Real judicial restraint
June 30, 2011 Leave a comment
I really like Yglesias’ take on yesterday’s ruling about the Affordable Care Act. What matters is not so much, what was said, but who said it. The judge who ruled that the ACA was quite obviously Constitutional not only was appointed by George W. Bush, but clerked for Scalia.
The best way to get at the significance of this is just that thus far we’ve seen moderate-and-progressive Democrat-appointed judges uphold the law and conservative Republican-appointed judges strike it down. Today’s decision from Judge Jeffrey Sutton breaks that pattern. Sutton is a Republican. And not some kind of weird holdover from Gerald Ford, not some mistake made by Ronald Reagan, not a compromise candidate offered by George H.W.Bush, but a former Scalia clerk who was nominated in 2001 by George W Bush. Senate Democrats made sure he didn’t come up for a vote at that time, but after the GOP win in the 2002 midterms he got his vote in 2003 and secured confirmation by a relative narrow 52-41 vote. Only two Democrats voted for him. He is, in other words, an orthodox conservative.

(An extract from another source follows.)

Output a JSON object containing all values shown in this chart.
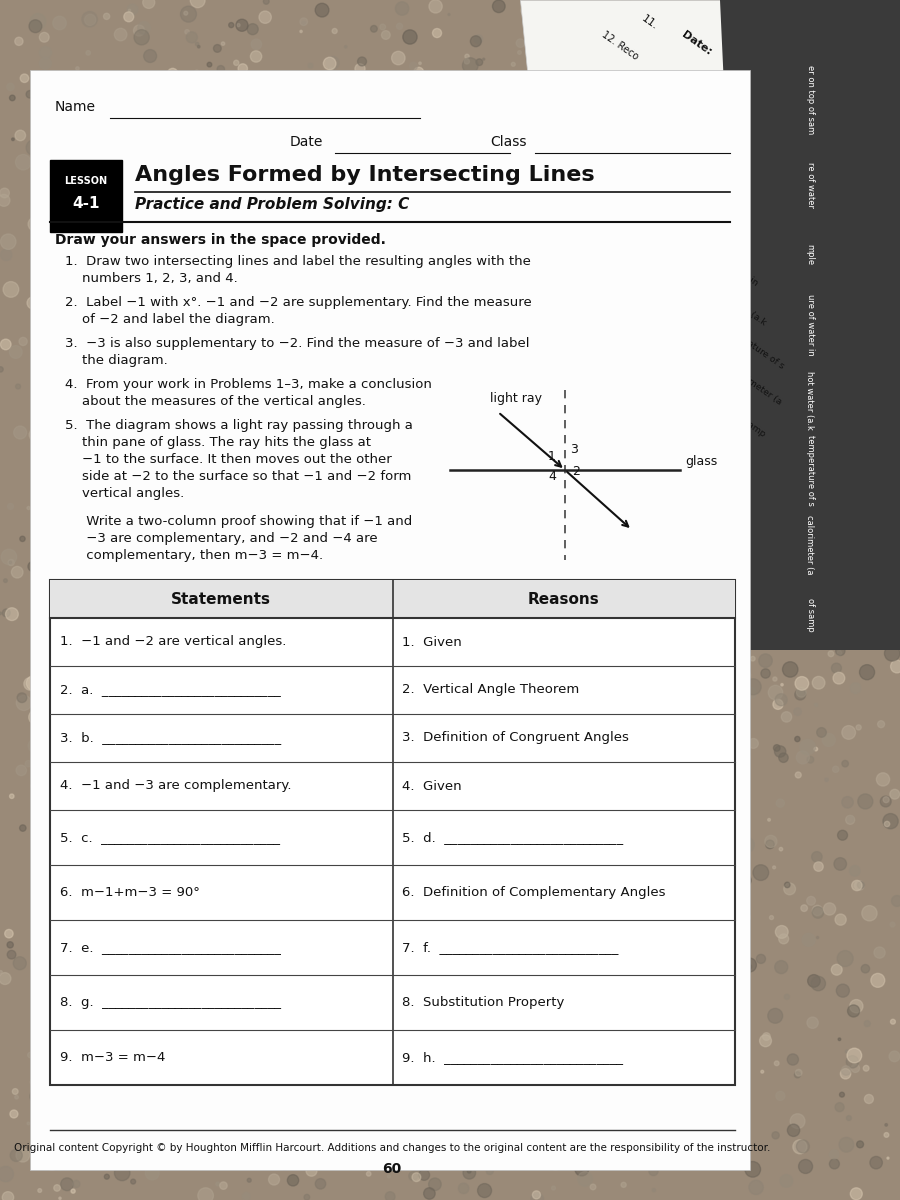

What I really liked about his decision is he actually showed what conservatives generally only give lip service to– genuine judicial restraint. Summary quote via Ezra:
The opinion ends with a pointed reminder that the Supreme Court has traditionally “erred on the side of allowing the political branches to resolve the conflict,” and an assurance that “time assuredly will bring to light the policy strengths and weaknesses of using the individual mandate as part of this national legislation, allowing the peoples’ political representatives, rather than their judges, to have the primary say over its utility.”
Now the truth is, sometimes the people’s duly elected representatives are just flat-out wrong and something needs to be done about it (e.g., Civil Rights for both Blacks and women), but the general idea of judicial restraint is clearly a worthy one. Unfortunately, the conservatives on the Supreme Court and rarely so restrained in their conservatism.